Aslında onun bu tavrı, Batı’dan ne kadar fazla etkilendiğini ve topluma karşı ne kadar küskün ve kızgın olduğunu göstermektedir. Selame Musa 3 yıl Fransa’da kaldığı sırada Voltaire’in (1694-1778) düşünceleriyle tanışmış ve Karl Marx’ın (1818-1883) fikirleri hakkında bilgi sahibi olmuş, ardından İngiltere’ye gitmiş ve orada kaldığı dört yıl içerisinde (Sosyalist) Fabian Derneğiyle tanışmıştır. Burada bu derneğin en önemli mütefekkirlerinden ve   İslam Peygamber’inin (sav) insanlığın problemlerini çözmedeki yöntem ve kabiliyetini öven George Bernard Shaw (1856-1950) ile bir araya geldi.

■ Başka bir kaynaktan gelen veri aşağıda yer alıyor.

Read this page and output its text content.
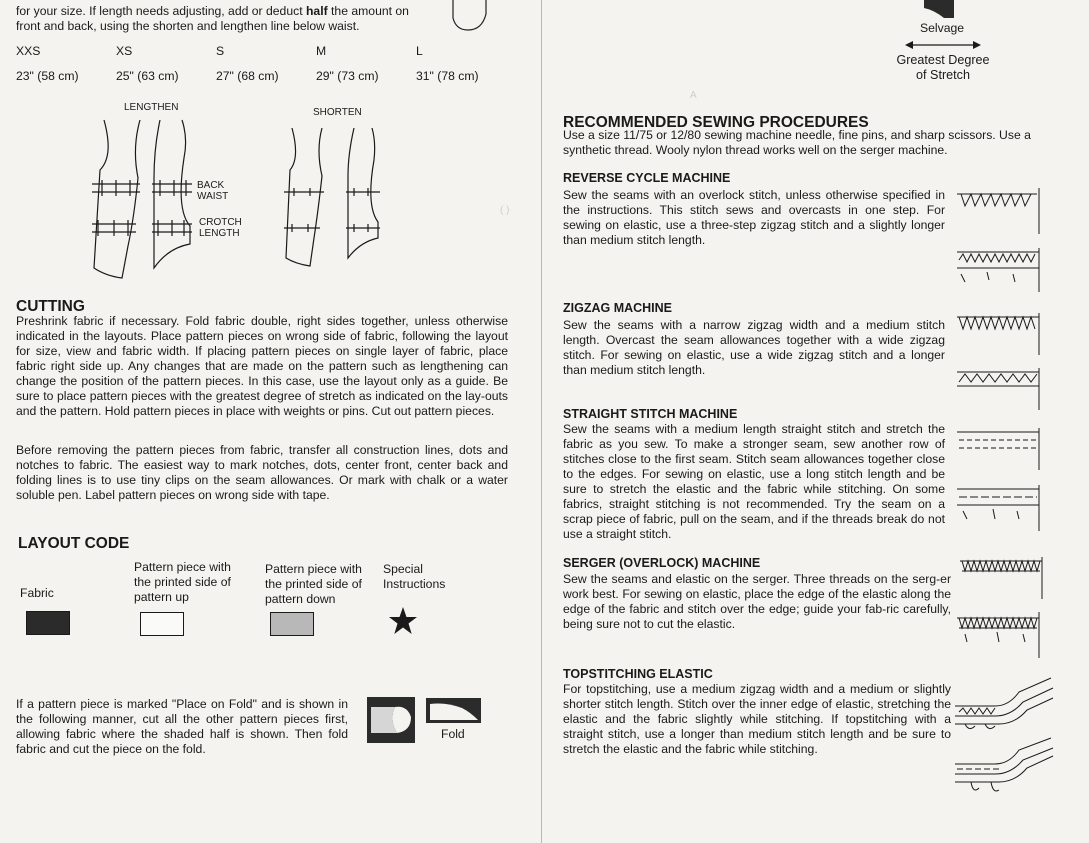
A
( )
for your size. If length needs adjusting, add or deduct half the amount on
front and back, using the shorten and lengthen line below waist.
XXS	XS	S	M	L
23" (58 cm)	25" (63 cm)	27" (68 cm)	29" (73 cm)	31" (78 cm)
LENGTHEN	SHORTEN
BACK
WAIST
CROTCH
LENGTH
CUTTING
Preshrink fabric if necessary. Fold fabric double, right sides together, unless otherwise indicated in the layouts. Place pattern pieces on wrong side of fabric, following the layout for size, view and fabric width. If placing pattern pieces on single layer of fabric, place fabric right side up. Any changes that are made on the pattern such as lengthening can change the position of the pattern pieces. In this case, use the layout only as a guide. Be sure to place pattern pieces with the greatest degree of stretch as indicated on the lay-outs and the pattern. Hold pattern pieces in place with weights or pins. Cut out pattern pieces.
Before removing the pattern pieces from fabric, transfer all construction lines, dots and notches to fabric. The easiest way to mark notches, dots, center front, center back and folding lines is to use tiny clips on the seam allowances. Or mark with chalk or a water soluble pen. Label pattern pieces on wrong side with tape.
LAYOUT CODE
Fabric
Pattern piece with the printed side of pattern up
Pattern piece with the printed side of pattern down
Special Instructions
If a pattern piece is marked "Place on Fold" and is shown in the following manner, cut all the other pattern pieces first, allowing fabric where the shaded half is shown. Then fold fabric and cut the piece on the fold.
Fold
Selvage
Greatest Degree
of Stretch
RECOMMENDED SEWING PROCEDURES
Use a size 11/75 or 12/80 sewing machine needle, fine pins, and sharp scissors. Use a synthetic thread. Wooly nylon thread works well on the serger machine.
REVERSE CYCLE MACHINE
Sew the seams with an overlock stitch, unless otherwise specified in the instructions. This stitch sews and overcasts in one step. For sewing on elastic, use a three-step zigzag stitch and a slightly longer than medium stitch length.
ZIGZAG MACHINE
Sew the seams with a narrow zigzag width and a medium stitch length. Overcast the seam allowances together with a wide zigzag stitch. For sewing on elastic, use a wide zigzag stitch and a longer than medium stitch length.
STRAIGHT STITCH MACHINE
Sew the seams with a medium length straight stitch and stretch the fabric as you sew. To make a stronger seam, sew another row of stitches close to the first seam. Stitch seam allowances together close to the edges. For sewing on elastic, use a long stitch length and be sure to stretch the elastic and the fabric while stitching. On some fabrics, straight stitching is not recommended. Try the seam on a scrap piece of fabric, pull on the seam, and if the threads break do not use a straight stitch.
SERGER (OVERLOCK) MACHINE
Sew the seams and elastic on the serger. Three threads on the serg-er work best. For sewing on elastic, place the edge of the elastic along the edge of the fabric and stitch over the edge; guide your fab-ric carefully, being sure not to cut the elastic.
TOPSTITCHING ELASTIC
For topstitching, use a medium zigzag width and a medium or slightly shorter stitch length. Stitch over the inner edge of elastic, stretching the elastic and the fabric slightly while stitching. If topstitching with a straight stitch, use a longer than medium stitch length and be sure to stretch the elastic and the fabric while stitching.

Selame Musa bu arada Darwin’in evrim teorisini benimsemiş, Batı ile tamamen benzeşen/özdeşleşen ve kendi toplumu ile çatışan fikirler ileri sürmüş, hatta “Hadi yüzümüzü Avrupa’ya çevirelim ve felsefemizi onların felsefesine göre yapalım” demiştir. Değişim ve gelişime açık olmasından dolayı dinin  ehemmiyetini küçümsemiş, onun ilahi bir kaynak olmayıp bilakis beşerî olduğunu iddia etmiş ve bu düşüncelerini şu ifadeleriyle formüle etmiştir: “Bu kâinatta insanın aklından başka dayanacağı bir şeyi yoktur. İnsan,  kadere boyun eğmek yerine kendi kaderini kendi belirlemeli”.

Taha Hüseyin de (1889-1973), batıya hayran olduğu dönemde Batılılaşma tezlerinin formüle edilmesine katkıda bulunmuştu. Nitekim “Mısır’da Kültürün Geleceği” adlı kitabında şöyle diyor: “Yol açık, net ve düzdür. Eğrisi ve kıvrımı yoktur. Bu yol çoklu değil, tektir. Yol, Avrupalılarla eşit durumda ve iyisiyle, kötüsüyle; tatlısıyla, acısıyla; sevileniyle ve sevilmeyeniyle, övüleniyle, ayıplananıyla medeniyette ortak olmamız için onlar gibi davranıp onların yürüdüğü yolda yürümemizdir”. Bu hayranlık ve tamamıyla teslim olma, Fransa’da okuduğu sırada (1914-1918) başladı.  Orada İbn-i Haldun’un sosyal felsefesi’yle ilgili tezinin danışmanı Fransız sosyolog Durkheim’la (1858-1917) tanıştı.

İkinci Eğilim: Modernleşme ve İslamileştirme Taraftarları

Tecrübeli Osmanlı bürokratı Tunuslu Hayreddin Paşa (1820-1890), 19. yüzyılda ıslah ve modernleşmenin öncülerindendi ve çalışmaları devlet işleri, idare ve yönetim üzerinde  odaklanmıştı. Onun fikirleri, yaptıkları ve reformlarına değinmeden modernleşme ve Tanzimat döneminden bahsedilemez. Reformist fikirlerinin birçoğuna “Ekvemu’l-Mesalik li Ma’rifeti Ahvali’l-Memalik” adlı kitabında yer vermiştir.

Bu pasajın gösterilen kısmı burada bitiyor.